1. A 2002 conviction, as a juvenile, for “Possession of a controlled dangerous substance with intent to distribute,” Case No: JDL-02-1119; 2. Two 2004 convictions, as an adult, first, for “Possession of a controlled dangerous substance with intent to distribute,” and, second, for “Conspiracy for unlawful distribution of controlled dangerous substance,” 2 Case No: CF-2004-5069; 3. A 2007 conviction for “Domestic abuse by strangulation” Case No: CF-2007-189; and 4. Two 2008 convictions charged together, first, for “Burglary, first degree,” and, second, “Domestic assault and battery,” Case No: CR-2007-3486.

Facing no objection from Mr.
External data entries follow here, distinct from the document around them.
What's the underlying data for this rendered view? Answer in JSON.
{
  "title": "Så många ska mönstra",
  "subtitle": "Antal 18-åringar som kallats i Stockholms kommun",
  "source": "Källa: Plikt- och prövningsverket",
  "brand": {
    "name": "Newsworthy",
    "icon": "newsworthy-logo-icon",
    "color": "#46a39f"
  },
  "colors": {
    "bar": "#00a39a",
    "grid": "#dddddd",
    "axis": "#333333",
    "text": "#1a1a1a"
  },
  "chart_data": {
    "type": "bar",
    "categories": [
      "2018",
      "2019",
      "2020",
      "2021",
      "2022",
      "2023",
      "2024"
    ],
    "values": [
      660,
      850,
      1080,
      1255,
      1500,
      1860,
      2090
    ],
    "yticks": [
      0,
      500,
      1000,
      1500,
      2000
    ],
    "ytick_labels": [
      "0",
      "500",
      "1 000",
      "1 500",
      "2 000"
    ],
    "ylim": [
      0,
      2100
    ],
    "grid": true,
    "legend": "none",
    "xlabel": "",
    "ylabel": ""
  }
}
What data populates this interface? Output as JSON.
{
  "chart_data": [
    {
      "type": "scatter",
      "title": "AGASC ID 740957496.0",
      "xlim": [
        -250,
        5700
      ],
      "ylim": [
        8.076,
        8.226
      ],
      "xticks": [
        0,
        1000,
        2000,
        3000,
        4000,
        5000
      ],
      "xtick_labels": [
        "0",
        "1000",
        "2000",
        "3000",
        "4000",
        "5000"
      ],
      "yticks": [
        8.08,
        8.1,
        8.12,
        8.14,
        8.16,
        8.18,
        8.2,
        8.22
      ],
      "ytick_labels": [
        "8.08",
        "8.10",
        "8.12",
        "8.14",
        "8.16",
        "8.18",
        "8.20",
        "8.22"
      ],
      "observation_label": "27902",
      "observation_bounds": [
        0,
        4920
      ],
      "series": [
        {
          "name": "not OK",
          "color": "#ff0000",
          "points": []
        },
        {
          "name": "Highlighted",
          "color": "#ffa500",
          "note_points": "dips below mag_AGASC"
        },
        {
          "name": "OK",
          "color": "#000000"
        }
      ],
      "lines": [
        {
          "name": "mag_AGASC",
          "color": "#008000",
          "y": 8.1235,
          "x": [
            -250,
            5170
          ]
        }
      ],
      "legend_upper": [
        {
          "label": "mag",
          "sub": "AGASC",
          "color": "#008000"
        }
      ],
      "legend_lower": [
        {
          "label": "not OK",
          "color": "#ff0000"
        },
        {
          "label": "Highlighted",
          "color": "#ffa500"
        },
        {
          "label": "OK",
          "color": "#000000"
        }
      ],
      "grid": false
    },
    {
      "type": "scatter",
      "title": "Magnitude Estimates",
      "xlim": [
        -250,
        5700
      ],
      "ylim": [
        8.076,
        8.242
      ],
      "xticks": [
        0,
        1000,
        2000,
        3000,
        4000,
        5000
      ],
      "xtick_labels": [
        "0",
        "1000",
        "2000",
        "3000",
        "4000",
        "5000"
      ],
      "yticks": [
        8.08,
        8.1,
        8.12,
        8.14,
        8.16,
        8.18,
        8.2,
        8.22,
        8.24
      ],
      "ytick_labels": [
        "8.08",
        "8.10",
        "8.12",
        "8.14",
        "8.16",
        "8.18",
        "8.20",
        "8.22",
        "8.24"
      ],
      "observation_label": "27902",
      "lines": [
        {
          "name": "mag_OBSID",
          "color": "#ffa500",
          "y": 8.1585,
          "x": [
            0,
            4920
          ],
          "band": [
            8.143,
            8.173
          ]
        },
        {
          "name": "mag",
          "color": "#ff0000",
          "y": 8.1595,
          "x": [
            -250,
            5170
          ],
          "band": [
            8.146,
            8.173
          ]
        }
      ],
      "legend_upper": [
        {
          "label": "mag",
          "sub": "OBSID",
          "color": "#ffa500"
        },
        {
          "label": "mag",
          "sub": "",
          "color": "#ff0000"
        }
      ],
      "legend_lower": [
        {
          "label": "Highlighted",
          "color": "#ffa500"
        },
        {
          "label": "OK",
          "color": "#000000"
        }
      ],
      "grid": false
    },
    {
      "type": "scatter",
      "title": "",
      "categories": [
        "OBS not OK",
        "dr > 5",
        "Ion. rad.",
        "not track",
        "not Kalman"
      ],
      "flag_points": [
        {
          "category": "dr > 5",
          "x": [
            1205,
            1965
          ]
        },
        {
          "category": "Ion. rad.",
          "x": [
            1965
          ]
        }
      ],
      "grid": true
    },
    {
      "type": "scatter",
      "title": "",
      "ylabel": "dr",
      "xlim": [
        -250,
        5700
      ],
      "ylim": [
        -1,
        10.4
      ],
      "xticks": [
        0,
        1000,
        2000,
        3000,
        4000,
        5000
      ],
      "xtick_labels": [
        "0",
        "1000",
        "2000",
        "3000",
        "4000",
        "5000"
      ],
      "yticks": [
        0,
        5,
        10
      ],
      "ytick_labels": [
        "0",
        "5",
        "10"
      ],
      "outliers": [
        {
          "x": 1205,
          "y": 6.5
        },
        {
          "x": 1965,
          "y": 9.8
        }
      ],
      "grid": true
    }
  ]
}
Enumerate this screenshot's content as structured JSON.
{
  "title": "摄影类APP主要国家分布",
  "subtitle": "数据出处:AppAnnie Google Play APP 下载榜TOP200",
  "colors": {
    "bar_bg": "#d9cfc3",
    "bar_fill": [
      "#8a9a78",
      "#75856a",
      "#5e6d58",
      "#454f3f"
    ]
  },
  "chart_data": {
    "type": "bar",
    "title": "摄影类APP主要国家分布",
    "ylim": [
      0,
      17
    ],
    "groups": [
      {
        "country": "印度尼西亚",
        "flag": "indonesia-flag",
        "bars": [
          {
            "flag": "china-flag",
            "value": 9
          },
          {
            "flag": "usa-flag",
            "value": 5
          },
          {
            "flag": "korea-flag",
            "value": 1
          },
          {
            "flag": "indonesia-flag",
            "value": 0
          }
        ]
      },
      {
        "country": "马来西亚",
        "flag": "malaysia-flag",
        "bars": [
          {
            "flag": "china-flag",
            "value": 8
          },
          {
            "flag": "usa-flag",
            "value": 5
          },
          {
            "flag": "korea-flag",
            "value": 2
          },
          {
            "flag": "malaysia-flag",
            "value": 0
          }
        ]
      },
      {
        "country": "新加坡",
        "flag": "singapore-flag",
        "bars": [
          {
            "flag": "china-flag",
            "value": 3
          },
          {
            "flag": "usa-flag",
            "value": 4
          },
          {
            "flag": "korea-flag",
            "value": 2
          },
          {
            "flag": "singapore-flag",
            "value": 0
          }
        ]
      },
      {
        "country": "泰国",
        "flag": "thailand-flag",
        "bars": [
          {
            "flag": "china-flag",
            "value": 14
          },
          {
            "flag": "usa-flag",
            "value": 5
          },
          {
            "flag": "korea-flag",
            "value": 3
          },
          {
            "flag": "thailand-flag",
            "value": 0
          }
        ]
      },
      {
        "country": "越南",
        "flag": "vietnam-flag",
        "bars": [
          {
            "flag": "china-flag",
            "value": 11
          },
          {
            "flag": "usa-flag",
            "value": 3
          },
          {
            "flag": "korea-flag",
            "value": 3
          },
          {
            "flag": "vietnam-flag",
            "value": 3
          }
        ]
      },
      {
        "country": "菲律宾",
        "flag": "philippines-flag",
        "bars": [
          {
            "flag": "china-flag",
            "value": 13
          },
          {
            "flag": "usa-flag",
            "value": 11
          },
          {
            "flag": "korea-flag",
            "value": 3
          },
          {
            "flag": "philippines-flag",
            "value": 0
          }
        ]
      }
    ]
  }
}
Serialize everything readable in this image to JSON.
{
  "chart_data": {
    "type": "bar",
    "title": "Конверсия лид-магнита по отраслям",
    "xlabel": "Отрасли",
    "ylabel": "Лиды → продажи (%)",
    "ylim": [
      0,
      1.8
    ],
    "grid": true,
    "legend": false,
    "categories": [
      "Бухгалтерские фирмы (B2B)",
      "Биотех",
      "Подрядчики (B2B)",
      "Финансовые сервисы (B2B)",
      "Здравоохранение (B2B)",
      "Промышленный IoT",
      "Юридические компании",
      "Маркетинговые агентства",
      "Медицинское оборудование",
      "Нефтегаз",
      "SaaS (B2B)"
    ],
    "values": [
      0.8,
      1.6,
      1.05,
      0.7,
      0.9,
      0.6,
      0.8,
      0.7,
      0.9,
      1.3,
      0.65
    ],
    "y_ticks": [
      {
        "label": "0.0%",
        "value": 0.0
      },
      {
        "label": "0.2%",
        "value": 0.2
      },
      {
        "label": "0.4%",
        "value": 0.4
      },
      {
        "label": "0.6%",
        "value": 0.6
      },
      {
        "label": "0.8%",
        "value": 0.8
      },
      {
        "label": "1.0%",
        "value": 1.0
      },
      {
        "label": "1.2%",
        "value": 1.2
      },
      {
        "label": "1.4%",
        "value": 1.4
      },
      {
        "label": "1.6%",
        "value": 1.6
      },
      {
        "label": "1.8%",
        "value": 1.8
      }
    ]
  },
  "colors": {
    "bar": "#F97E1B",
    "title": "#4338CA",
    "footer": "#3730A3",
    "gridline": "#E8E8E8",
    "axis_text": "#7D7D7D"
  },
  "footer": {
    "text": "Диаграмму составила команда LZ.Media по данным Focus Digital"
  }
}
Abbo, so without identifying which of his felony

convictions it relied on, the district court generally concluded that he qualified for an

enhanced sentence under the ACCA. The district court adopted the PSR and sentenced

Mr. Abbo to 15 years’ imprisonment. Mr. Abbo appealed, but on non-ACCA grounds,

and we affirmed. United States v. Abbo, 515 F. App’x 764 (10th Cir. 2013).

Having lost his bid for a COA in the district court, Mr. Abbo has appealed. We

will issue a COA only where “the applicant has made a substantial showing of the denial

of a constitutional right.” 28 U.S.C. § 2253(c)(1)(B), (c)(2). To make such a showing,

“[t]he petitioner must demonstrate that reasonable jurists would find the district court’s

assessment of the constitutional claims debatable or wrong.” Slack v. McDaniel, 529 U.S.

473, 484 (2000).

2 The parties did not address whether the conspiracy charge counts independently as a serious drug offense, so we do not reach the issue since Mr.